After nearly 10 years of helping parents provide gifts for their children, here are some of the most common mistakes we see in donations.

Only focusing on little ones

Buying baby toys is much more fun for donors than buying items for older children and teens, but these are the kids who are most often forgotten — the names who are left on angel trees.

And a baby is so much more understanding! You can literally give a baby a balloon and they won't know the difference, but an older child will.

The teens deserve holiday presents, too.

Pre-wrapping gifts

Unless the organization you're donating to specifies to bring wrapped presents, leave the item unwrapped. When donors bring us wrapped items, we have to unwrap them to make sure that they're in good shape, appropriate, and check just what the item is before we can pass along to the recipients.

Additionally, even though the gifts are donated, the parents of these children deserve to experience the magic of wrapping their own child's present — of being the one who prepares the holiday celebration for their own child.

We encourage our donors to also bring wrapping paper and tape to give the parents so that they can be a part of the gift-giving process, even if they can't afford to buy the gifts.

We want to make sure as much as possible that the parents of these children get to sign the cards, whether they decide to give the gift from them or from Santa Claus. But we do not believe that our names should be on these presents.

Putting your own agenda on a gift

Even though we are Christians and model our organization after Servant of God, Dorothy Day, who founded the Catholic Worker Movement, the holidays aren't a time to attach an agenda.

To that end, unless specifically requested by a child, we ask that donations not be religious in nature. Sometimes people put notes on the presents that say "Jesus loves you."

Not everyone we serve is religious, or even Christian!

Donating items with missing pieces

So many times, I will get calls from donors who say: "I have very nice toys to donate," then they bring us puzzles with five pieces missing.

I always have to assemble puzzles and board games and other sets to make sure they're complete. I have to just throw them away if they're not, which is what the donors should have done instead of bringing them to me.

Some folks have said: "Well it's good enough" or "It's better to have something rather than nothing." I say no! Just because people are poor doesn't mean they're stupid.

Once, a donor said: "The child can just pretend the other pieces are there." But that's not OK. It's not a materialistic thing; it's a human thing. No one needs to be grateful for someone else's castoffs.

Thinking underprivileged kids don't deserve brand names

We get a lot of criticism for this one, but if a child wants an American Girl Doll, they don't want the knockoff. When my own children were little, I had the time and flexibility to scour Goodwill in the summer for gently used brand name items, but that was a privilege not everyone has.

We ask our guests to tell us at least one gift their child wants specifically, and maybe we can make it happen. An Xbox, an American Girl doll, Air Force 1 sneakers, why not?

People are so much more acutely aware of their own poverty around the holidays, especially children. So we want to provide that one moment that communicates that they are heard, valued, and that there is nothing wrong with wanting the same stuff their friends will find under the tree.

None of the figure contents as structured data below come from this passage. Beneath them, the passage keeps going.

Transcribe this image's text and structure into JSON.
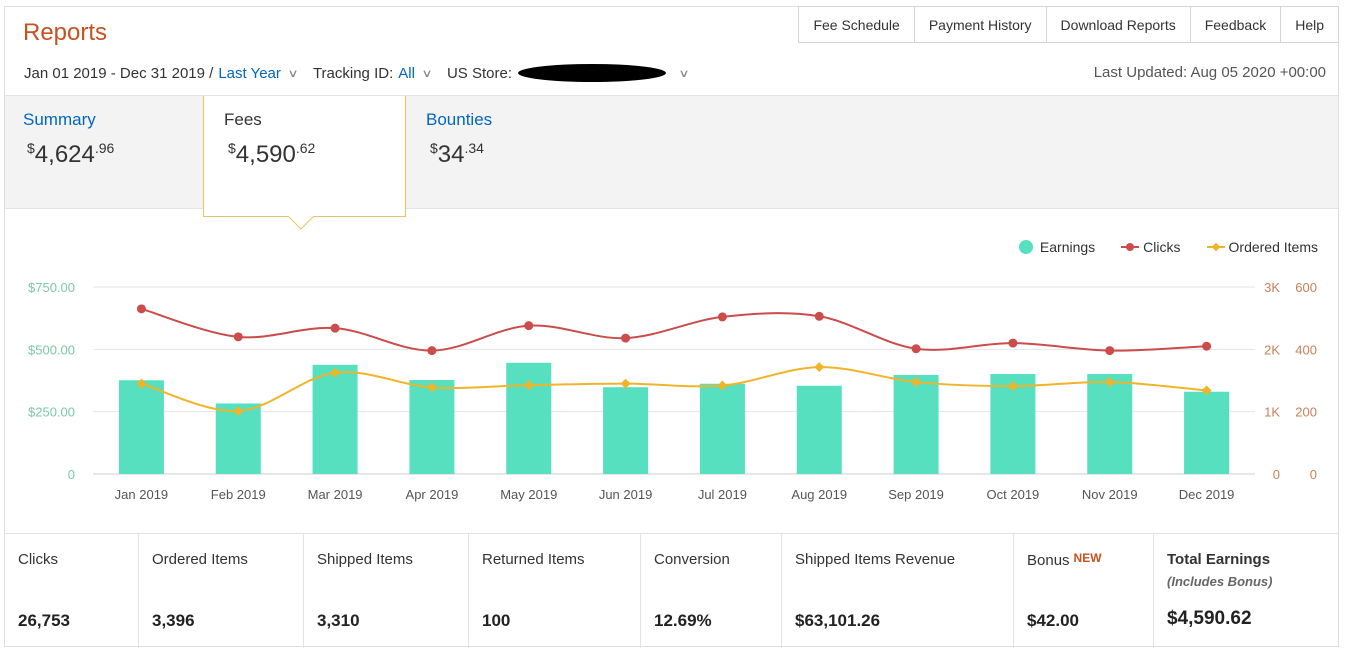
{
  "header": {
    "title": "Reports",
    "nav": [
      "Fee Schedule",
      "Payment History",
      "Download Reports",
      "Feedback",
      "Help"
    ],
    "date_range": "Jan 01 2019 - Dec 31 2019 /",
    "date_preset": "Last Year",
    "tracking_label": "Tracking ID:",
    "tracking_value": "All",
    "store_label": "US Store:",
    "last_updated": "Last Updated: Aug 05 2020 +00:00"
  },
  "tabs": [
    {
      "label": "Summary",
      "currency": "$",
      "whole": "4,624",
      "cents": ".96"
    },
    {
      "label": "Fees",
      "currency": "$",
      "whole": "4,590",
      "cents": ".62"
    },
    {
      "label": "Bounties",
      "currency": "$",
      "whole": "34",
      "cents": ".34"
    }
  ],
  "chart_data": {
    "type": "bar",
    "categories": [
      "Jan 2019",
      "Feb 2019",
      "Mar 2019",
      "Apr 2019",
      "May 2019",
      "Jun 2019",
      "Jul 2019",
      "Aug 2019",
      "Sep 2019",
      "Oct 2019",
      "Nov 2019",
      "Dec 2019"
    ],
    "series": [
      {
        "name": "Earnings",
        "type": "bar",
        "axis": "left",
        "color": "#56e0c0",
        "values": [
          376,
          283,
          438,
          377,
          446,
          348,
          362,
          354,
          397,
          401,
          401,
          330
        ]
      },
      {
        "name": "Clicks",
        "type": "line",
        "axis": "right-1",
        "color": "#cc4b4b",
        "values": [
          2650,
          2200,
          2340,
          1980,
          2380,
          2180,
          2520,
          2530,
          2010,
          2100,
          1980,
          2050
        ]
      },
      {
        "name": "Ordered Items",
        "type": "line",
        "axis": "right-2",
        "color": "#f0b429",
        "values": [
          290,
          202,
          325,
          278,
          285,
          290,
          284,
          343,
          295,
          282,
          295,
          268
        ]
      }
    ],
    "left_axis": {
      "ticks": [
        "0",
        "$250.00",
        "$500.00",
        "$750.00"
      ],
      "ylim": [
        0,
        750
      ],
      "color": "#7cc9a5"
    },
    "right_axis_1": {
      "ticks": [
        "0",
        "1K",
        "2K",
        "3K"
      ],
      "ylim": [
        0,
        3000
      ],
      "color": "#c8805a"
    },
    "right_axis_2": {
      "ticks": [
        "0",
        "200",
        "400",
        "600"
      ],
      "ylim": [
        0,
        600
      ],
      "color": "#c8805a"
    },
    "legend": [
      "Earnings",
      "Clicks",
      "Ordered Items"
    ],
    "legend_position": "top-right",
    "grid": true
  },
  "stats": [
    {
      "label": "Clicks",
      "value": "26,753"
    },
    {
      "label": "Ordered Items",
      "value": "3,396"
    },
    {
      "label": "Shipped Items",
      "value": "3,310"
    },
    {
      "label": "Returned Items",
      "value": "100"
    },
    {
      "label": "Conversion",
      "value": "12.69%"
    },
    {
      "label": "Shipped Items Revenue",
      "value": "$63,101.26"
    },
    {
      "label": "Bonus",
      "badge": "NEW",
      "value": "$42.00"
    },
    {
      "label": "Total Earnings",
      "note": "(Includes Bonus)",
      "value": "$4,590.62"
    }
  ]
}
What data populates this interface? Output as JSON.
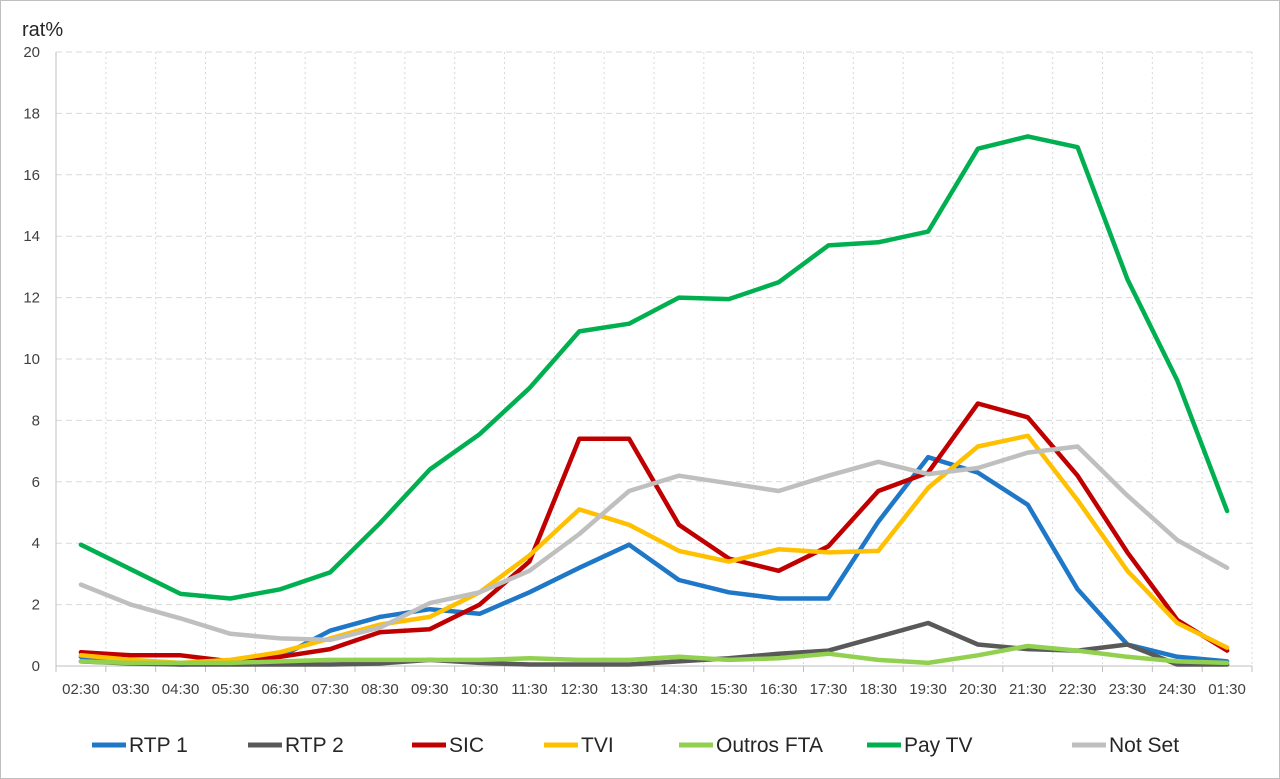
{
  "chart_data": {
    "type": "line",
    "ylabel": "rat%",
    "ylim": [
      0,
      20
    ],
    "yticks": [
      0,
      2,
      4,
      6,
      8,
      10,
      12,
      14,
      16,
      18,
      20
    ],
    "grid": true,
    "legend_position": "bottom",
    "categories": [
      "02:30",
      "03:30",
      "04:30",
      "05:30",
      "06:30",
      "07:30",
      "08:30",
      "09:30",
      "10:30",
      "11:30",
      "12:30",
      "13:30",
      "14:30",
      "15:30",
      "16:30",
      "17:30",
      "18:30",
      "19:30",
      "20:30",
      "21:30",
      "22:30",
      "23:30",
      "24:30",
      "01:30"
    ],
    "series": [
      {
        "name": "RTP 1",
        "color": "#1F77C8",
        "values": [
          0.3,
          0.15,
          0.05,
          0.1,
          0.3,
          1.15,
          1.6,
          1.85,
          1.7,
          2.4,
          3.2,
          3.95,
          2.8,
          2.4,
          2.2,
          2.2,
          4.7,
          6.8,
          6.3,
          5.25,
          2.5,
          0.7,
          0.3,
          0.15
        ]
      },
      {
        "name": "RTP 2",
        "color": "#595959",
        "values": [
          0.15,
          0.08,
          0.05,
          0.05,
          0.05,
          0.05,
          0.08,
          0.2,
          0.1,
          0.05,
          0.05,
          0.05,
          0.15,
          0.25,
          0.4,
          0.5,
          0.95,
          1.4,
          0.7,
          0.55,
          0.5,
          0.7,
          0.05,
          0.05
        ]
      },
      {
        "name": "SIC",
        "color": "#C00000",
        "values": [
          0.45,
          0.35,
          0.35,
          0.15,
          0.3,
          0.55,
          1.1,
          1.2,
          2.0,
          3.4,
          7.4,
          7.4,
          4.6,
          3.5,
          3.1,
          3.9,
          5.7,
          6.3,
          8.55,
          8.1,
          6.2,
          3.7,
          1.5,
          0.5
        ]
      },
      {
        "name": "TVI",
        "color": "#FFC000",
        "values": [
          0.35,
          0.2,
          0.1,
          0.2,
          0.45,
          0.9,
          1.35,
          1.6,
          2.4,
          3.6,
          5.1,
          4.6,
          3.75,
          3.4,
          3.8,
          3.7,
          3.75,
          5.8,
          7.15,
          7.5,
          5.4,
          3.1,
          1.4,
          0.6
        ]
      },
      {
        "name": "Outros FTA",
        "color": "#92D050",
        "values": [
          0.15,
          0.1,
          0.1,
          0.1,
          0.15,
          0.2,
          0.2,
          0.2,
          0.2,
          0.25,
          0.2,
          0.2,
          0.3,
          0.2,
          0.25,
          0.4,
          0.2,
          0.1,
          0.35,
          0.65,
          0.5,
          0.3,
          0.15,
          0.1
        ]
      },
      {
        "name": "Pay TV",
        "color": "#00B050",
        "values": [
          3.95,
          3.15,
          2.35,
          2.2,
          2.5,
          3.05,
          4.65,
          6.4,
          7.55,
          9.05,
          10.9,
          11.15,
          12.0,
          11.95,
          12.5,
          13.7,
          13.8,
          14.15,
          16.85,
          17.25,
          16.9,
          12.6,
          9.3,
          5.05
        ]
      },
      {
        "name": "Not Set",
        "color": "#BFBFBF",
        "values": [
          2.65,
          2.0,
          1.55,
          1.05,
          0.9,
          0.85,
          1.25,
          2.05,
          2.4,
          3.1,
          4.3,
          5.7,
          6.2,
          5.95,
          5.7,
          6.2,
          6.65,
          6.25,
          6.45,
          6.95,
          7.15,
          5.55,
          4.1,
          3.2
        ]
      }
    ]
  }
}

Teaching our children that those in need are less deserving

A lot of times, people tell me that they've asked their children to clean out their broken stuff to make room for their new gifts and bring the broken ones down to us at Friendship Room for the poor children. But if your child doesn't want it because it no longer works, no one's child wants it!

We need to look at the message we're conveying to our own children. This is one of the biggest mistakes we make, because it delineates "them" from "us."

Even in trying to teach our children generosity of spirit, we're telling them that these children are less than they are just because of their financial circumstances. That's not the lesson they need.